Four factors explain most of the variance between a $6K and a $25K retainer:
- Seniority of the people on your account. The largest driver. Senior strategists cost more than coordinators executing playbooks — and this is exactly where cheap retainers save money. (How to verify what you are getting: our guide to vetting agency seniority.)
- Scope breadth. Media-only is cheapest. Add conversion, web, creative, and attribution ownership and price rises with accountability.
- Measurement responsibility. An agency that owns CRM-connected attribution carries real engineering and analyst cost. One that reports platform screenshots does not — and prices accordingly.
- Media spend scale. More spend means more optimization surface and more QA, though fees should scale sub-linearly with spend.
What should each stage expect to pay?
Our observed ranges by company stage:
| Stage | Typical monthly range | What that buys | What it should NOT be |
|---|---|---|---|
| Seed / pre-PMF | $3K–$8K (project or fractional) | One senior channel bet, founder-led everything else | A full-service retainer you cannot feed with budget or decisions |
| Series A–B | $10K–$18K | 2–3 channels, conversion work, attribution foundation | Five channels at once, all shallow |
| Series B+ / growth | $15K–$25K | Full multi-channel scope with senior pod and CRM-connected measurement | Junior team execution behind a senior pitch deck |
| Enterprise | $25K+ or hybrid | Integrated program across regions/units, custom reporting | Paying enterprise prices for mid-market scope |
For a typical Series B company specifically: expect $12K–$20K/month for a scope covering two to three acquisition channels, landing page and conversion ownership, and attribution tied to your CRM. Below ~$10K for that scope, someone junior is doing the work or something is silently descoped. Materially above it, you should be getting named senior specialists and genuine measurement engineering.
What are the red flags at each end?
Too cheap: guaranteed rankings or CAC targets before seeing your data; pricing far below scope (the delta comes out of seniority); no questions about your CRM or sales process during the pitch; reporting that is platform screenshots.
Too expensive: strategy fees with no execution attached; every deliverable an upsell; refusal to name who works your account; long lock-ins (12+ months with no out-clause) sold as "partnership."
Either end: the agency does not ask about revenue. Rising CAC pressure — B2B acquisition costs are up 40–60% since 2023 (Alexander Group, June 2026) — means any agency worth paying should be obsessed with your unit economics, not your channel metrics.
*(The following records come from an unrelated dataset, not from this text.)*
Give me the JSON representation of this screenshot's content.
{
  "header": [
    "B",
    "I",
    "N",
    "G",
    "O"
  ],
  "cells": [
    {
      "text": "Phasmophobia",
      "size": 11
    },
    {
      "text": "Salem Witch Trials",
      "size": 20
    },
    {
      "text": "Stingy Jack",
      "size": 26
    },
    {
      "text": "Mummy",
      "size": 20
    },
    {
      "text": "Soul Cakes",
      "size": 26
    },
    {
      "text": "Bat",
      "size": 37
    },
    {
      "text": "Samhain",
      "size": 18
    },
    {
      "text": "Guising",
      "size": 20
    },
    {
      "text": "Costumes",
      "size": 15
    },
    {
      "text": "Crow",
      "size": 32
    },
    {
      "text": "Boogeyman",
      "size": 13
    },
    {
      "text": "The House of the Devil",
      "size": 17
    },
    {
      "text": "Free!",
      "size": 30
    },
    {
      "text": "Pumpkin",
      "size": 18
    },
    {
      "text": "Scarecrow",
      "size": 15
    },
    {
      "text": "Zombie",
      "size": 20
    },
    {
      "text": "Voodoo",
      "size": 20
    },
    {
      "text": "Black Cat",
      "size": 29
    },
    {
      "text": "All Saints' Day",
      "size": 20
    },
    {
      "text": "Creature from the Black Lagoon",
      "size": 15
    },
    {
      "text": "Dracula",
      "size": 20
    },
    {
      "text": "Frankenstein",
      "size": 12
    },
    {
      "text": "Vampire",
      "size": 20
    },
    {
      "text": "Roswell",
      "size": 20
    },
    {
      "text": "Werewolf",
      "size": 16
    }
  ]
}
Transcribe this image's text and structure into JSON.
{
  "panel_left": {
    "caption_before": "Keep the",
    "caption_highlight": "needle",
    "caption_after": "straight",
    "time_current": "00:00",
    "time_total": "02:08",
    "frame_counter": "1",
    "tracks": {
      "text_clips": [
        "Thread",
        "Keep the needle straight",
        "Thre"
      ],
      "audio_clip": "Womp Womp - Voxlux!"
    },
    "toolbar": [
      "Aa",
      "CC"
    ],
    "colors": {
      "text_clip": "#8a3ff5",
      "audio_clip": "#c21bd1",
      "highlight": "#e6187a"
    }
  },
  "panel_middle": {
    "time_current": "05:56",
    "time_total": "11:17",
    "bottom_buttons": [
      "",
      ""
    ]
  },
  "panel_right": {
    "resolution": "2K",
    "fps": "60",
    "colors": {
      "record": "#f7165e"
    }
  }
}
Is the in-house alternative cheaper?
Usually not until you are past roughly $30M revenue. Our published comparison: an equivalent in-house department runs about $587K/year (salaries, tools, overhead, recruiting) against $250K–$350K/year for full agency scope — and executive recruiting alone commonly costs 15–25% of first-year salary. The full math, including the hybrid model (~$116K–$192K/yr for an internal lead plus agency execution), is in In-House vs Agency vs Fractional.
Related services
FAQ
Quick
answers.
From our observed engagements: $10K–$25K/month for multi-channel retainers, $3K–$8K for early-stage project or single-channel work, and $25K+ for enterprise scope. These are our ranges, not industry averages — reliable category-wide pricing data does not exist, and anyone quoting a precise industry benchmark is guessing.